US: NC dealer sues Mexican-grown coriander dealer
U.S. Food and Drug Administration (FDA) and Mexican investigators have reported finding “deplorable conditions” at farms and packing houses in the Puebla area.
The 32-page complaint filed against Don Hugo quotes from the U.S.-Mexican findings about conditions that “included human faeces and toilet paper found in the growing fields and around facilities, inadequately maintained and supplied toilet and hand washing facilities (i.e., no soap, no toilet paper, no running water, no paper towels) or a complete lack of toilet and hand washing facilities; food-contact surfaces (such as plastic crates used to transport cilantro or tables where cilantro was cut and bundled) visibly dirty and not washed; and water used for purposes such as washing cilantro vulnerable to contamination from sewage/septic systems.”

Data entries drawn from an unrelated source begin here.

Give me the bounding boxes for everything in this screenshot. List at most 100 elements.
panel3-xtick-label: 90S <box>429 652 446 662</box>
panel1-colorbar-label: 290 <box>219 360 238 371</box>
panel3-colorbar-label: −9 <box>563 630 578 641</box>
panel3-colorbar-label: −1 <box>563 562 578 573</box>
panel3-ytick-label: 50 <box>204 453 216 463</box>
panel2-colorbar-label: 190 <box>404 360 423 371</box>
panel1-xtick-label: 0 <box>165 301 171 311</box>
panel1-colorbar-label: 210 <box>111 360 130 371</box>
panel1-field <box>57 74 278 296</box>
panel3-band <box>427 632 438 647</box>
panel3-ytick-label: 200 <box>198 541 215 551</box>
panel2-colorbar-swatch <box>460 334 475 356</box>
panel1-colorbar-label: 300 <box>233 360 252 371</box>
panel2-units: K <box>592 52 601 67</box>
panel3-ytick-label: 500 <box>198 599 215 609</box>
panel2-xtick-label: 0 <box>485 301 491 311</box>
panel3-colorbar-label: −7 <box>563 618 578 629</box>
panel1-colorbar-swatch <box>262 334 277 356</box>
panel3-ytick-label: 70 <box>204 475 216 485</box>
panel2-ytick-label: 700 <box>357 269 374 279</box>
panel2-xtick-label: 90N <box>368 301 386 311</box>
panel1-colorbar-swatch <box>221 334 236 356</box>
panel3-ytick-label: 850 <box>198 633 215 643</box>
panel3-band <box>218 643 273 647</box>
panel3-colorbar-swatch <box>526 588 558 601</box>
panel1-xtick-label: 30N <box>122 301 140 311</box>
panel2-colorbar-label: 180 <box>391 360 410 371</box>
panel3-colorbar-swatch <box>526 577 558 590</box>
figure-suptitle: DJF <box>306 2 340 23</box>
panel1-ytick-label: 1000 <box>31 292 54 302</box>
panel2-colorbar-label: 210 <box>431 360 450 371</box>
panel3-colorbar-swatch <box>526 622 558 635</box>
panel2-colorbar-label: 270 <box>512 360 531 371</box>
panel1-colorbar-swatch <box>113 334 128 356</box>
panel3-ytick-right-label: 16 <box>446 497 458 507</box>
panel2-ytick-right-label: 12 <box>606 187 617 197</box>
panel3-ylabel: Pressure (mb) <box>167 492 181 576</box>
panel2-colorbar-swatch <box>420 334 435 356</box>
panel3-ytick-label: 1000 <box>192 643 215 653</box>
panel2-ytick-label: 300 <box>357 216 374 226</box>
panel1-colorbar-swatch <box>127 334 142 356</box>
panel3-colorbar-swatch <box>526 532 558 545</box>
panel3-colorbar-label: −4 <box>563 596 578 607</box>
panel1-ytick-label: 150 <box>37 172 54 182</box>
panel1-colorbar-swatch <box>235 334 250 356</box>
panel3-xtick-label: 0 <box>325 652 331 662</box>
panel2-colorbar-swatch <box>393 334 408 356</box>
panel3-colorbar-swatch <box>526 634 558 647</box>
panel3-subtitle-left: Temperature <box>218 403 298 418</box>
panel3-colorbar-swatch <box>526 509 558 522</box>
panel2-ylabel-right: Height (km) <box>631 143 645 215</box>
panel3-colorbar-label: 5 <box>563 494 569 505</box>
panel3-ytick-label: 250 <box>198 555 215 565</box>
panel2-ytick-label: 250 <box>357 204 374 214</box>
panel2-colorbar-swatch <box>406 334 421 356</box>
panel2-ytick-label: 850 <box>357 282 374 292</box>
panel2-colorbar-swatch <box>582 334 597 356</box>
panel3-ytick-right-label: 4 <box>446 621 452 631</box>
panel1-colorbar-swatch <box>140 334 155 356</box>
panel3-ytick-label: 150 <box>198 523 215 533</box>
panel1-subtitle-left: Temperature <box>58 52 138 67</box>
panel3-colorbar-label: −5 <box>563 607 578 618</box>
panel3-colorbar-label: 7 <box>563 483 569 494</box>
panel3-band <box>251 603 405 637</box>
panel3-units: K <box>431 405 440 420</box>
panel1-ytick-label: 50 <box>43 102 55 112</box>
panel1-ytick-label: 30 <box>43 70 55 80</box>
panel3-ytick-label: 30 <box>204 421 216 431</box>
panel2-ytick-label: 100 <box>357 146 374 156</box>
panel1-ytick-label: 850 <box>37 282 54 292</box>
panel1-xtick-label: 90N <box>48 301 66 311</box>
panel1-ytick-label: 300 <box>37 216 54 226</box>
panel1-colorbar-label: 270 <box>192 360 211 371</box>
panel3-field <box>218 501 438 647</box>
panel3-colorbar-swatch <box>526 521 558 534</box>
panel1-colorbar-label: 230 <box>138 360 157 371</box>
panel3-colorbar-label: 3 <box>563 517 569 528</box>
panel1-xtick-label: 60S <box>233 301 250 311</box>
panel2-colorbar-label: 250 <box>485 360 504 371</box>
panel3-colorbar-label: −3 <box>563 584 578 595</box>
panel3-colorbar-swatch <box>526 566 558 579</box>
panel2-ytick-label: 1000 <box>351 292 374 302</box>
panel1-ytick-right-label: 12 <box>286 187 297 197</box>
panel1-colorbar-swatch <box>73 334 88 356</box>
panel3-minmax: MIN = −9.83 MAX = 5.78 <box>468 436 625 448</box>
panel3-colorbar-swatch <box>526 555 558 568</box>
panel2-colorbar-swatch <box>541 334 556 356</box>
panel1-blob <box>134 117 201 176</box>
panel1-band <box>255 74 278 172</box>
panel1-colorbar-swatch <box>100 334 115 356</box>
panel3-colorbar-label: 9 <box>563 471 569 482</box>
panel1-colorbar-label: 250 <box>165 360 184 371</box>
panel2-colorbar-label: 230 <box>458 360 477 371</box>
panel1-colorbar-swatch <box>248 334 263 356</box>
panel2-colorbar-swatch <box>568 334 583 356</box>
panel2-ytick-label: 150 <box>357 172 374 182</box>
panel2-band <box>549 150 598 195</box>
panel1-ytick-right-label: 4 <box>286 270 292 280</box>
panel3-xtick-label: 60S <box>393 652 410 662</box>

Those findings led FDA to call for the Mexican cilantro being detained at the U.S. border without physical examination.
Farmer’s Friend charges it was misled by Hugo Produce because it presented third-party audits that the cilantro grown on the farms outside Puebla, Mexico, was safe. It says those claims were “fraudulent and deceptive” and resulted in many U.S. consumers being sickened by the parasite and suffering cramping, vomiting, and diarrhea as a result, some requiring hospitalization.